If you do want to stick a small-talk sentence on to the beginning, then keep it short, and don't worry about cracking the perfect one liner. It genuinely can't be worse than: 'I cannot conceive of a greater way to acquire an understanding of life than by studying the literature it inspires.' And they still interviewed me.
Channel British Reserve
I'm sure you've heard that Oxbridge look for rounded individuals. They don't. Founded back when people still put 'e' on the end of most words, these universities have had many centuries to learn from the doggedly reserved British who created them. Tutors look for students who are brilliant at their subject and it's a happy and irrelevant coincidence if you can play 'Fields of Gold' on the piano and do a downward dog in yoga.
Everything you mention on your personal statement that isn't specifically connected to your degree needs to have enriched the way you approach your subject. So if you can't work out a subject-relevant way to include that anecdote about your bravery in the face of The Duke of Edinburgh (both the challenge and the man), then don't.
Find a match online
Playing the numbers game and applying to a college you predict will be unpopular this year is spectacularly pointless.

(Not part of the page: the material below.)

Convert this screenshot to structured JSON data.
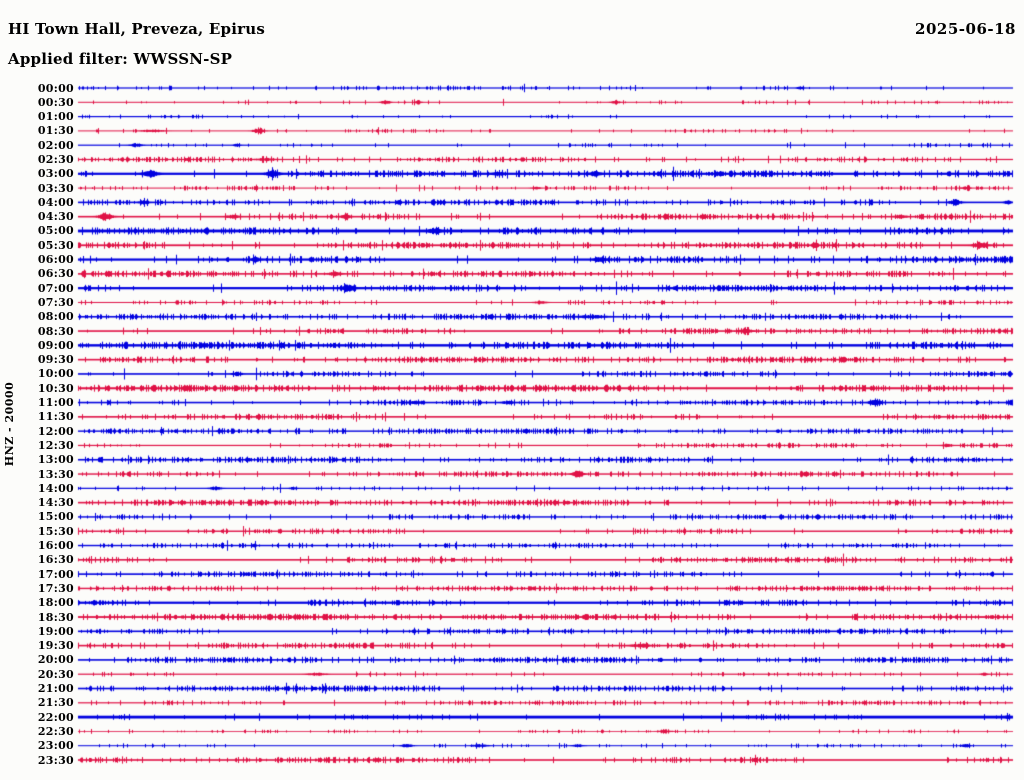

If you're good and your college is full they'll send you off somewhere else to meet tutors who might be interested in you (at Oxford this happens then and there, at Cambridge you'll go home and then get a letter saying you've been pooled). But you can save yourself the hassle of a hopeful pilgrimage to another college by trying to decide for yourself which tutors you might hit it off with.
Check out your tutors online, look at what they write about, and how they write. Ask yourself if their passions overlap with yours. I'm not saying that this strategy will work every time, but it would be daft not to have a digital perve on the academics you'll spend the next three years with. It's like match.com says: 1 in 5 relationships start online.
Apply To Other Universities
Please remember to select four other options; it really will take the pressure off a tad.